NBA Informs GMs League Planning Rule Overhaul To Combat Tanking

NBA Commissioner Adam Silver informed all 30 general managers Thursday that the league intends to implement anti-tanking rule changes before next season, according to ESPN sources. Silver was described as "forceful" in conveying his determination to resolve the issue.
The announcement came during a GM meeting where Silver, league executives and team decision-makers aligned on protecting competitive integrity. Senior adviser Mike Krzyzewski urged swift, decisive action and called on all parties to prepare for rule changes in the coming months.
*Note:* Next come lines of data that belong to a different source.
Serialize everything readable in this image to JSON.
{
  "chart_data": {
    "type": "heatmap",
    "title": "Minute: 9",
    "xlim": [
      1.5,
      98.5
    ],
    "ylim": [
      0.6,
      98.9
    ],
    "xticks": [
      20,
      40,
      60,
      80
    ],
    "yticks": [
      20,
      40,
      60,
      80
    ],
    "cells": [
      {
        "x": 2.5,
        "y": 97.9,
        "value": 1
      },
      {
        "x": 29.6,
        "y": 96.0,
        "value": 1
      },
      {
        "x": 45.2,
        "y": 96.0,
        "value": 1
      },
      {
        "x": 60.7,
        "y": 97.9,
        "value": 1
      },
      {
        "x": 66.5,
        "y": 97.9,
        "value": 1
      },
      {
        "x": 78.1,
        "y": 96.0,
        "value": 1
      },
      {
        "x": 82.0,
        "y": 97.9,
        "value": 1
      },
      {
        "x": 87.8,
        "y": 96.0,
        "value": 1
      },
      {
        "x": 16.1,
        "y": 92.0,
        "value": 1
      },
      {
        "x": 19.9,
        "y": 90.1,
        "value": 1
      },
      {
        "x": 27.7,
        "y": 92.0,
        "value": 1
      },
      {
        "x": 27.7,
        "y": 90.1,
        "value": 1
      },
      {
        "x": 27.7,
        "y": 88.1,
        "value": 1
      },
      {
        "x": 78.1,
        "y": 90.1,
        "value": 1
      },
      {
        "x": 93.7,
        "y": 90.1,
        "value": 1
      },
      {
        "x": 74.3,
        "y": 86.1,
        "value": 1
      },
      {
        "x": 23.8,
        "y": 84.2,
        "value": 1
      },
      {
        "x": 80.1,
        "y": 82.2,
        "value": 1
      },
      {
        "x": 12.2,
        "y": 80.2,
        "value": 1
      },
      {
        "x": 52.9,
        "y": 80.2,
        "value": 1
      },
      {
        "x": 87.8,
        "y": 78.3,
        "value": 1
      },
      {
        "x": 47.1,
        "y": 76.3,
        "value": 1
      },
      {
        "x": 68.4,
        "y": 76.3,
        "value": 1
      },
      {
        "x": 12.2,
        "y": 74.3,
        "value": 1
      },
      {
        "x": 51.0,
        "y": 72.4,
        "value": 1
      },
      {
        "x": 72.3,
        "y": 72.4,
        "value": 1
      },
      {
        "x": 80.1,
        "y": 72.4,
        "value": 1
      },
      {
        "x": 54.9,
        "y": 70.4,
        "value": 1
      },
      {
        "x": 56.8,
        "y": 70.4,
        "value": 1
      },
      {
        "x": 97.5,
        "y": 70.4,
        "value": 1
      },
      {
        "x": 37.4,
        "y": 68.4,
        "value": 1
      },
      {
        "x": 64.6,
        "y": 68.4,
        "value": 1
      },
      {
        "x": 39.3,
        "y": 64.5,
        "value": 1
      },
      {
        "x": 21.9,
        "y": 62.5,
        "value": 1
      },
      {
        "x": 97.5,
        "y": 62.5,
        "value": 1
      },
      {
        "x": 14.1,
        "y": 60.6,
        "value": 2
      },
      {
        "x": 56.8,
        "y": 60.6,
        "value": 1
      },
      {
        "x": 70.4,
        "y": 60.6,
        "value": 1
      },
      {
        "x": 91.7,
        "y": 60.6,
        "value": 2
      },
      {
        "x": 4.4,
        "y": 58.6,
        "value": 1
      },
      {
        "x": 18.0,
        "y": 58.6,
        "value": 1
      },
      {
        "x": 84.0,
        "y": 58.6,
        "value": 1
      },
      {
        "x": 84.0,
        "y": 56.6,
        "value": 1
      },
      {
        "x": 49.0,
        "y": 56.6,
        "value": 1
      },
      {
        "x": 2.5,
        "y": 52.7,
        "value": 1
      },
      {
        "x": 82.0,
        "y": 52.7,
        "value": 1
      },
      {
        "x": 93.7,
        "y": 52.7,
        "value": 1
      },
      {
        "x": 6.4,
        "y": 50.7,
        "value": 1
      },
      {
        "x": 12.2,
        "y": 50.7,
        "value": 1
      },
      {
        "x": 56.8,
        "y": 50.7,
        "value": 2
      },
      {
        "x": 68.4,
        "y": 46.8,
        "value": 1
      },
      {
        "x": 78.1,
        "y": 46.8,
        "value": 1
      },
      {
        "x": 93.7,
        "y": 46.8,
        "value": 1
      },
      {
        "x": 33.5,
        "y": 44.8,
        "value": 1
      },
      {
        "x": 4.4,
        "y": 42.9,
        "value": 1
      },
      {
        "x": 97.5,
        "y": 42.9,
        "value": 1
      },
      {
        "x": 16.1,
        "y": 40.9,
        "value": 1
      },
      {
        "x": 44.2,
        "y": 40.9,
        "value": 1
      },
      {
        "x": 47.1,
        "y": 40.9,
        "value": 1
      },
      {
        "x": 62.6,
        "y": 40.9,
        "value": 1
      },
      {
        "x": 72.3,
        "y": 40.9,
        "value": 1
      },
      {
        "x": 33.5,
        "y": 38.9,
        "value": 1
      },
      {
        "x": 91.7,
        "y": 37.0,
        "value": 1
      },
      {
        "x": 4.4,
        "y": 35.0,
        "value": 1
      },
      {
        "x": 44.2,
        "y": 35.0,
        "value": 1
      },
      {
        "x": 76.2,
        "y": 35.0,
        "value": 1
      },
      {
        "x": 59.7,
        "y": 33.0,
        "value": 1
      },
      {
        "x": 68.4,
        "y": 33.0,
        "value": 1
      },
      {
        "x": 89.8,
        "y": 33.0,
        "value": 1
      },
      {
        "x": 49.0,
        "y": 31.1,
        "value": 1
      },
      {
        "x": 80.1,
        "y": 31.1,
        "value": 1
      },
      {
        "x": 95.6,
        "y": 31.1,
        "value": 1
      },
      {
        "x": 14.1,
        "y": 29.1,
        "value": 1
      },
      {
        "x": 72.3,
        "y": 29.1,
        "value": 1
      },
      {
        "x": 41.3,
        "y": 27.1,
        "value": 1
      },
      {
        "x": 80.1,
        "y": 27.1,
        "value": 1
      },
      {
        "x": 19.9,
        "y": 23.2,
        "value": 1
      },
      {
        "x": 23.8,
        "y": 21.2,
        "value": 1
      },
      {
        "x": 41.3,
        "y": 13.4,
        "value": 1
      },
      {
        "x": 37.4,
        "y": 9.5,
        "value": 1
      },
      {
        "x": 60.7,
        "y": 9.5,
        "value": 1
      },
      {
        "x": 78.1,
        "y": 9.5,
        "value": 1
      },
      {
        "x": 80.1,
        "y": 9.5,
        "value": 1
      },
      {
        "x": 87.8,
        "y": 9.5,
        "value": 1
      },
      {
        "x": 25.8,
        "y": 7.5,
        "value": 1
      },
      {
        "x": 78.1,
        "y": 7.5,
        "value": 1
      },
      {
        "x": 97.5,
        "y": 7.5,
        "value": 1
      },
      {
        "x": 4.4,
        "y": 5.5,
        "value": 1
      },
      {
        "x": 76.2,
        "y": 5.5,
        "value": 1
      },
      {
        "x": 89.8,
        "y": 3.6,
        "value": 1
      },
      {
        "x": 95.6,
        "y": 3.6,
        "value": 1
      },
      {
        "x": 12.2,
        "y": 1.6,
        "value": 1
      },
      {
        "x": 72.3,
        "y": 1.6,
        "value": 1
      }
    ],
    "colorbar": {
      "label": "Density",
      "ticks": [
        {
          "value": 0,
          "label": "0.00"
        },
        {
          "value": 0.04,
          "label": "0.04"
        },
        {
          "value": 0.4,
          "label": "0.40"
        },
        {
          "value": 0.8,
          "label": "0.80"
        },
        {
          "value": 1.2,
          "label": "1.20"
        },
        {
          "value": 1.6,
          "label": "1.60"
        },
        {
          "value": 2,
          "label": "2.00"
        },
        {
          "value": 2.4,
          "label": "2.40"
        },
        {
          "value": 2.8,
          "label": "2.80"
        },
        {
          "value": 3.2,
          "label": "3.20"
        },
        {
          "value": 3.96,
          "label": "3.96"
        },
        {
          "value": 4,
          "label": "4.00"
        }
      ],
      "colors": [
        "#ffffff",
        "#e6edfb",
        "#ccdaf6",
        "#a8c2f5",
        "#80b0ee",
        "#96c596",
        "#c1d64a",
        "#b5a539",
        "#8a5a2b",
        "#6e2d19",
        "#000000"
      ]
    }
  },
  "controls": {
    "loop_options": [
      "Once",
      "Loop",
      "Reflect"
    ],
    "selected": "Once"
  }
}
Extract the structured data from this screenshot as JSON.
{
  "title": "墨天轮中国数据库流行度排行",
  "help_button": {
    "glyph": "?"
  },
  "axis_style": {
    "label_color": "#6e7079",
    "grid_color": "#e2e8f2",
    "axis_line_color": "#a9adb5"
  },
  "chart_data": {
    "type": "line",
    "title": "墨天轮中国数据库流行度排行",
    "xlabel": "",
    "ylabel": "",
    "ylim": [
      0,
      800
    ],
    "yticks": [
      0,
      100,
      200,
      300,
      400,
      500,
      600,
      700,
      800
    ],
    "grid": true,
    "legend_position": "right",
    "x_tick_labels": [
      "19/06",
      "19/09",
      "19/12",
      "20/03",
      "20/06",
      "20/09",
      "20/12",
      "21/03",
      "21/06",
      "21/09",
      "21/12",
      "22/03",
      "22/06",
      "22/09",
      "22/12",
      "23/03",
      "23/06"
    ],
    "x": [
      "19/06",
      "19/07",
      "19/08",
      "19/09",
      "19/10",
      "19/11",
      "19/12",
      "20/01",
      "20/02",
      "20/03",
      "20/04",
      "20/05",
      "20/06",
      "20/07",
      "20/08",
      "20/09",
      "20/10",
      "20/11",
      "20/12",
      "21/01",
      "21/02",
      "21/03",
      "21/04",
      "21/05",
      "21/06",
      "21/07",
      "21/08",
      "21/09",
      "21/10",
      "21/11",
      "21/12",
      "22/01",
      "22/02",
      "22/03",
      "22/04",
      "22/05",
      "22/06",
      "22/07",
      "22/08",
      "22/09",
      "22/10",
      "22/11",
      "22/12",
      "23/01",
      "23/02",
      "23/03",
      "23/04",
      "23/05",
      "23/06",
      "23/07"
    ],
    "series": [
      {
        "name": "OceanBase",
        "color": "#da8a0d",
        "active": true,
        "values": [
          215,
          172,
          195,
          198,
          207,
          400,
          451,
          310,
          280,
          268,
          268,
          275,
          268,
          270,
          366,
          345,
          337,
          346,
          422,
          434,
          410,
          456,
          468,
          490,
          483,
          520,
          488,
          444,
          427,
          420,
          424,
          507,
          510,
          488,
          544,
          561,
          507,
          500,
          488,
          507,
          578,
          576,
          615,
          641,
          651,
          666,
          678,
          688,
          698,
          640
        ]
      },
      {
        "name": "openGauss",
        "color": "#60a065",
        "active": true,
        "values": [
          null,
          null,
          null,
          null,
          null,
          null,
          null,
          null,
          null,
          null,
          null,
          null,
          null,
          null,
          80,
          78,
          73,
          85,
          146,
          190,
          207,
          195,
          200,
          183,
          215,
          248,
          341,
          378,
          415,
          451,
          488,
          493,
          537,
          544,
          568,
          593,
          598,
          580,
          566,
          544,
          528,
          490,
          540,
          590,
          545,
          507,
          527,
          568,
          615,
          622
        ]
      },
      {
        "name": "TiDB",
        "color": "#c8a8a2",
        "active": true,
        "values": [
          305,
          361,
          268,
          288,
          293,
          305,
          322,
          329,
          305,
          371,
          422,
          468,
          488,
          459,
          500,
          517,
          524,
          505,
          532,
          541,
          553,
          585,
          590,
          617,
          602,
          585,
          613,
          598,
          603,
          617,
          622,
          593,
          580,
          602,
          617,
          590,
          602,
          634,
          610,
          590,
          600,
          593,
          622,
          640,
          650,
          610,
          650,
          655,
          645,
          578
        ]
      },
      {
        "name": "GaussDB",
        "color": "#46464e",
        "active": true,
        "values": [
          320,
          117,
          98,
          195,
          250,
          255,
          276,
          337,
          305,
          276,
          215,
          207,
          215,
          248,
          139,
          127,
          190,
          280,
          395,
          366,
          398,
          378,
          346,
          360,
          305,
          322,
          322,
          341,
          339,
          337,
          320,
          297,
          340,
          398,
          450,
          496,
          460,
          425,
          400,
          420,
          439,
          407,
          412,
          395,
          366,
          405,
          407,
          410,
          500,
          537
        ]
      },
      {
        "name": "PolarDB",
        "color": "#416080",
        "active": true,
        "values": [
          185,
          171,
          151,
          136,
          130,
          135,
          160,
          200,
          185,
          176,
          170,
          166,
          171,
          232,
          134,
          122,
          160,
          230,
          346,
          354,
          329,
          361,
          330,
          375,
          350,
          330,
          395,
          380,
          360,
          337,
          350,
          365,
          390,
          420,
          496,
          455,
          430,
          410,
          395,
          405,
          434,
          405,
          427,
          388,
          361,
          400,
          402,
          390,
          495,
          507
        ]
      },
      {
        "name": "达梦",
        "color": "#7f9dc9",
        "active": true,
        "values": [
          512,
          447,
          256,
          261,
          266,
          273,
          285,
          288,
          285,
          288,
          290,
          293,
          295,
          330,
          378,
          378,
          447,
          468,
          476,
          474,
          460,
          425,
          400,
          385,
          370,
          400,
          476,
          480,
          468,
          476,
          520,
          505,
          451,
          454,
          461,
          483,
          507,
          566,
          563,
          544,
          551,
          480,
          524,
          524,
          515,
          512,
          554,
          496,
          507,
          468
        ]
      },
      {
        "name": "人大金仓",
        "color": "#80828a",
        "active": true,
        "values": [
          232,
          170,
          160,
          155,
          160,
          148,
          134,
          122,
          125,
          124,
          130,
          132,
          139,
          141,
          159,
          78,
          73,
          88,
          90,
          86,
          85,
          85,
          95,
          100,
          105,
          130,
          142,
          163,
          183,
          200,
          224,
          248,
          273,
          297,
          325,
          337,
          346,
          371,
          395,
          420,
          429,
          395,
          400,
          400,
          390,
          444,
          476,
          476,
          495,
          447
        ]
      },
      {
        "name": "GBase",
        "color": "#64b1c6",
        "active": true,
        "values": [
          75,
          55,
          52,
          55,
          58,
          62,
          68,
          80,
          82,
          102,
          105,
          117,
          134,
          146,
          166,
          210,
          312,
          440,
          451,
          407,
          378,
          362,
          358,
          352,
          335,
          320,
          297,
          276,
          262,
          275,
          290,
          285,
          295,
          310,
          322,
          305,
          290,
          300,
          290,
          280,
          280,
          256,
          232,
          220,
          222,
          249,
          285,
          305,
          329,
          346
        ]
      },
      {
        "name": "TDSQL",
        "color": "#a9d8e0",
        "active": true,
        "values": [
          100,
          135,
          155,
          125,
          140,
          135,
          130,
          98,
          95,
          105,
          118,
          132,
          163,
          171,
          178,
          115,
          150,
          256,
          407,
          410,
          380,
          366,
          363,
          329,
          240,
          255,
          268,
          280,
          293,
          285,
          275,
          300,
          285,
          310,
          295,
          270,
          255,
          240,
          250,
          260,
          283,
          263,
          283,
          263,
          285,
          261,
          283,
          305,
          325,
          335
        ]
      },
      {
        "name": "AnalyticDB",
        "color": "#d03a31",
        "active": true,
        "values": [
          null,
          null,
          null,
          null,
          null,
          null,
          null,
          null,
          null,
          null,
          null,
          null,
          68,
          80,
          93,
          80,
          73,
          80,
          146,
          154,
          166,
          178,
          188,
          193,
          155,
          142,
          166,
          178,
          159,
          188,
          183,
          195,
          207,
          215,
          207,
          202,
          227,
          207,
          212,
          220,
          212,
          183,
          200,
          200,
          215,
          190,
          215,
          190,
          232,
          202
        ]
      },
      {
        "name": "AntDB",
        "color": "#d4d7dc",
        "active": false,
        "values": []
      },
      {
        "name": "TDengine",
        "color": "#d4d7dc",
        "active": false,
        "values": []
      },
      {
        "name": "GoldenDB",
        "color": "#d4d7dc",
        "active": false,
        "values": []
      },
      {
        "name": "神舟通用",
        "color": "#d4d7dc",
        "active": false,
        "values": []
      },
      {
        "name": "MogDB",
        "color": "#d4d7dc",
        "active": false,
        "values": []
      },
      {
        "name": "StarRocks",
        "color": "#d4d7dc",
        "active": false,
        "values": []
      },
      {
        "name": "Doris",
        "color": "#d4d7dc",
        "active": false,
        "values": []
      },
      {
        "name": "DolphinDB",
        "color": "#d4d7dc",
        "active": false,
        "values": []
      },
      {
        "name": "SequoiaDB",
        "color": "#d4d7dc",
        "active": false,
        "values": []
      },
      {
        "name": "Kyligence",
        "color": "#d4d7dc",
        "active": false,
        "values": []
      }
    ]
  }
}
Multiple concepts under active discussion include restricting first-round pick protections to top-four or top-14-plus selections, freezing lottery odds at the trade deadline, extending the lottery to include all play-in teams, basing lottery odds on two-year records, and flattening odds across all lottery teams. Additional proposals would bar teams from selecting in the top four in back-to-back years, after consecutive bottom-three finishes, or the season following a conference finals appearance.
The league's dialogue with owners, the competition committee and general managers has intensified since December, when initial concepts were first introduced at an ownership meeting.
Silver said during All-Star Weekend that tanking had grown "worse this year than we've seen in recent memory."
Last week, the NBA fined the Utah Jazz $500,000 and the Indiana Pacers $100,000 for sitting healthy players.
Earlier Thursday, Phoenix Suns owner Mat Ishbia publicly condemned tanking on X, calling it "much worse than any prop bet scandal."